Senin, 10 Maret 2014

Media sebagai Arena Kontestasi Pro-Kontra Pelegalan Ganja

LATAR BELAKANG
Penyalahgunaan Narkoba di Indonesia telah mencapai tahap yang sangat mengkhawatirkan. Narkoba tidak lagi mengenal batas usia. Orang tua, muda, remaja bahkan anak – anak ada yang menjadi penyalahguna dan pengedar gelap Narkoba. Diperkirakan 1,5 persen dari total jumlah penduduk Indonesia adalah pengguna Narkoba. Peredaran gelap Narkoba di Indonesia pun tidak kalah mengkhawatirkan. Narkoba tidak hanya beredar di kota – kota besar di Indonesia, tetapi juga sudah merambah sampai ke pelosok desa.

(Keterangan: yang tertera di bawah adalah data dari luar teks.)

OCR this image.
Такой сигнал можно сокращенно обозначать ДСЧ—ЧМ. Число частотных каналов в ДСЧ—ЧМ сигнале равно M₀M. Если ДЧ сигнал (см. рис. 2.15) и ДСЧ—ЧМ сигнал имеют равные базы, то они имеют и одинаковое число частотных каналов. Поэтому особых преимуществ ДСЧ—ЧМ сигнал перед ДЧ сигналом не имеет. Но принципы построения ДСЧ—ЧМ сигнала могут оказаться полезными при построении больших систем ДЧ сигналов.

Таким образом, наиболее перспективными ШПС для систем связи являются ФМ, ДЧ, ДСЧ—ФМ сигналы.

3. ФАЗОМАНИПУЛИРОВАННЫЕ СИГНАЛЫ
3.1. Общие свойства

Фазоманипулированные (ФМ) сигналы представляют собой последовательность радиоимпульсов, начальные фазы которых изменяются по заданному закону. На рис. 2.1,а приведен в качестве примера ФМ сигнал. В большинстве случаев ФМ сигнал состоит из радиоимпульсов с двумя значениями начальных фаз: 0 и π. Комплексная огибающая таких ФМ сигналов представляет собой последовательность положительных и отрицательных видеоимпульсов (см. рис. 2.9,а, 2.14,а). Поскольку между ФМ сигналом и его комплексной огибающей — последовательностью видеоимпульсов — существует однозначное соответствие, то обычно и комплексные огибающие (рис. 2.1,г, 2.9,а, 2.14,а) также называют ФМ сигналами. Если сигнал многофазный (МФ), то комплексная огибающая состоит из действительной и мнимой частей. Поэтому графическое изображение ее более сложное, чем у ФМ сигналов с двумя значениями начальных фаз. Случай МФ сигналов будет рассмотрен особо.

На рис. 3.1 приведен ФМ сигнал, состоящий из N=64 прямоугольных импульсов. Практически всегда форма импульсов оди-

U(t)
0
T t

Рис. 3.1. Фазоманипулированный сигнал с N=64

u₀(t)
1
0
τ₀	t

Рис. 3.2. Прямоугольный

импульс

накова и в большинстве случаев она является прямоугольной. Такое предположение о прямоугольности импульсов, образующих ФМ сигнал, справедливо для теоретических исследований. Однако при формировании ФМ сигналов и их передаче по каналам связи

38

Indonesia yang dahulunya merupakan Negara transit/ lalu lintas perdagangan gelap Narkoba karena letak geografis negara Indonesia yang sangat strategis (posisi silang), telah berubah menjadi Negara produsen Narkoba. Hal ini dapat dilihat dengan terungkapnya beberapa laboratorium narkoba (clandenstin lab) di Indonesia. Era globalisasi yang ditandai dengan kemajuan teknologi komunikasi, liberalisasi perdagangan serta pesatnya kemajuan industri pariwisata telah menjadikan Indonesia sebagai Negara potensial sebagai produsen Narkoba.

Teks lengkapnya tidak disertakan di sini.